I am braving reviewing some sacred and civil norms in our United States of a Miracle, where women supposedly Do have a say and even a Choice in not only their wedding attire but the person each marries (and normally that’s one but again, the terms ‘same-sex marriage’ as well as TV shows such as ‘My Five Wives’ and other polygamist or open-marriage arrangements are adding to the cultural definitions of marriage.)
President Clinton spoke not long ago about dismantling the political Defense of Marriage Act which defined marriage as only between a man and a woman. That opened the way for same-gender or same-sex marriages, again between two people. Many cities in various parts of the country have a more culturally open or flexible definition of marriage as between a man and two or more wives (sometimes with the wives having separate housing or in the Jeffers case, sharing a large home compound.)
There’s not a very clear set of terms (or a menu of options) but likely there are in reality a number of ‘variations on the terms of more than two adults being involved intimately with each other at the same time’.
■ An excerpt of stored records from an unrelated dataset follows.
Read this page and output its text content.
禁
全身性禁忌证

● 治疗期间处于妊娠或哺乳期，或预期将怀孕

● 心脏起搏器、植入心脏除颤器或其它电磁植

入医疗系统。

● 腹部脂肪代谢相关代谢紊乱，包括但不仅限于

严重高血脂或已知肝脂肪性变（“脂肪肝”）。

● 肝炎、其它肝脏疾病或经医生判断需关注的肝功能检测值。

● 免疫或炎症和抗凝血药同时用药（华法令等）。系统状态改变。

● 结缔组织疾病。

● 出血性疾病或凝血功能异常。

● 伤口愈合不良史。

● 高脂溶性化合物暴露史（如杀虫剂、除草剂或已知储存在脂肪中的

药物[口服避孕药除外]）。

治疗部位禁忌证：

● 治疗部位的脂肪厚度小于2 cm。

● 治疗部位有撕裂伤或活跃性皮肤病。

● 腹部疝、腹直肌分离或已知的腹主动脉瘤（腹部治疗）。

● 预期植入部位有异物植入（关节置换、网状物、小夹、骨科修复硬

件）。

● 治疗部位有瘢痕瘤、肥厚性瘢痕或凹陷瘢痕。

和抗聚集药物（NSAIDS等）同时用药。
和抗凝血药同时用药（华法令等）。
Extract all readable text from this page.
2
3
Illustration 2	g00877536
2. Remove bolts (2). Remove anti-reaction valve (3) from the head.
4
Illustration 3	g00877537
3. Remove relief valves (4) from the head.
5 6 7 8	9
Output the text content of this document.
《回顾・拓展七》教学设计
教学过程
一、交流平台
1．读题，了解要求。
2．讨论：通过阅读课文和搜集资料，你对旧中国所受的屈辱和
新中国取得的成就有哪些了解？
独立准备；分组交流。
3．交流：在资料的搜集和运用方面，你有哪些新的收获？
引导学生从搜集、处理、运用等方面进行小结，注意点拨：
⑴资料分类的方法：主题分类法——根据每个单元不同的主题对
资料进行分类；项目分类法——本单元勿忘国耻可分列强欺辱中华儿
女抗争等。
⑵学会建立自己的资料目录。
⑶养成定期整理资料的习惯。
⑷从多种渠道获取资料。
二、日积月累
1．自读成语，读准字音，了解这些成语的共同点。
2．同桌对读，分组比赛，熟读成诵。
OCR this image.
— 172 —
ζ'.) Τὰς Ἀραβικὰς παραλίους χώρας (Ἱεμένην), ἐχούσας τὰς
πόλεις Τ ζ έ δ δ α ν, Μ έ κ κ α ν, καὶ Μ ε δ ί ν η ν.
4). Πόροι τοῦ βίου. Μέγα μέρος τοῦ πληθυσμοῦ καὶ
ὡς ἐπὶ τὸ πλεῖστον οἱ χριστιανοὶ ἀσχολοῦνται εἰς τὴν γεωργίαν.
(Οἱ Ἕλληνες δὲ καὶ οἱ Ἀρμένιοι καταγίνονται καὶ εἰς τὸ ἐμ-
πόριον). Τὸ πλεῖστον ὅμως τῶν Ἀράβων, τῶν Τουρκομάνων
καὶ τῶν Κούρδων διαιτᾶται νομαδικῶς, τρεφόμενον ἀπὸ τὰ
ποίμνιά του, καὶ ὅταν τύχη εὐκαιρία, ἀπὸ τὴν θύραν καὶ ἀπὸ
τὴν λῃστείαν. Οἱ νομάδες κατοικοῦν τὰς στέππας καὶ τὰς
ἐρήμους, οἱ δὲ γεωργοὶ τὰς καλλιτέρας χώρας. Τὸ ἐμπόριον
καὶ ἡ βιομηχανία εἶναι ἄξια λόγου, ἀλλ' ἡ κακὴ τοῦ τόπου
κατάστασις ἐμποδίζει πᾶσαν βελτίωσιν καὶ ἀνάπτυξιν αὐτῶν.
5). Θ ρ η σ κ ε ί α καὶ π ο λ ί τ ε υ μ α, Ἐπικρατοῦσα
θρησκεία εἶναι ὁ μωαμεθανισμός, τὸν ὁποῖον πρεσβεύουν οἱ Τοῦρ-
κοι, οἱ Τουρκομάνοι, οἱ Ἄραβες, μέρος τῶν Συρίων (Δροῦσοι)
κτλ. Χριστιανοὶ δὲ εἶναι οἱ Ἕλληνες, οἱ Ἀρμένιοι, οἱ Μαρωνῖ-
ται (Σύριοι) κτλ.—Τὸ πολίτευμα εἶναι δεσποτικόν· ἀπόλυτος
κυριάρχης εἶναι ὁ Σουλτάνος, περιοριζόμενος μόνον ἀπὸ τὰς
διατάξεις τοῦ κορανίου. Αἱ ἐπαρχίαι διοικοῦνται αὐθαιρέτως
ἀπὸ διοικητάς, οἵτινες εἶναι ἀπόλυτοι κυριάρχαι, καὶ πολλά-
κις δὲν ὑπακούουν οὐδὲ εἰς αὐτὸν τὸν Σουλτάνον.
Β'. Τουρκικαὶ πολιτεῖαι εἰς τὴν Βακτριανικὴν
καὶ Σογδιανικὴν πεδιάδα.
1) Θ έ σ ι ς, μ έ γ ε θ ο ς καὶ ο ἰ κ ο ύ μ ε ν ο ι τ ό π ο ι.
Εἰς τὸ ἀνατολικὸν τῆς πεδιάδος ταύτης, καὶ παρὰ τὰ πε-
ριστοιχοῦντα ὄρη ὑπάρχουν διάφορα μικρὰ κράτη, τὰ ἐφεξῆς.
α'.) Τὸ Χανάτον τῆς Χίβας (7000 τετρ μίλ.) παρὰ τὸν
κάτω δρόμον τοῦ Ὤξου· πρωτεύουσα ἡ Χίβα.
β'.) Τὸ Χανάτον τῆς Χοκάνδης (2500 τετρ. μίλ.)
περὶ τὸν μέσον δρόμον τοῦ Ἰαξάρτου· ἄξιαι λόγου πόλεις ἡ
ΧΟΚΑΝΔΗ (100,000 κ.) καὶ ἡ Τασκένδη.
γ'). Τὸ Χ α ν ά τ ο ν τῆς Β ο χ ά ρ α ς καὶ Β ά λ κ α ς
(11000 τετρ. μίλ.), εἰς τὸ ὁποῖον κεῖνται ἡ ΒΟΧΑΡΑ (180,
Points to consider include that the Centers of Disease Control reported about five years ago that about a third of monogamous couples had one or more parties not living in that context whether the other person approved or did not know or approve of such.
In England, they considered whether youth should be able to learn about any discrepancy of who their birth father was if there were a request (particularly for health reasons, but in general as a way of acknowledging that many father figures may not actaully be the biological father).
I am hoping to be very objective in this discussion of critical issues which await many youth and even current adults who are married or coupled to consider in a more practical manner to avoid difficulties or ‘unpleasant surprises’ due to denial or lack of understanding about the culture or people who may be in one’s life.
The Pope and others are considering making annulments free rather than allowing for huge financial costs and bureaucratic policies to make it very difficult for Catholic married people to divorce and be able to remarry in the Catholic Church. The Annulment would essential make their original marriage vows and thus the marriage ‘null and void’.
One person pointed out on a talk show that would essentially make the children of such an annullment akin to being born illegitimately or out-of-wedlock in their mind if not in wider circles. The pressure to conform to fundamentalist or strict doctrines of any religion or culture should be carefully considered by a civil law think-tank to help all citizens understand their rights and options under the civil laws of their country.
If a divorce or even domestic abuse interventions are needed, those laws could become their reality with ‘one episode’ or ‘one legal filing’ (for divorce or custody of the children or even primary or sole residency of the marital home).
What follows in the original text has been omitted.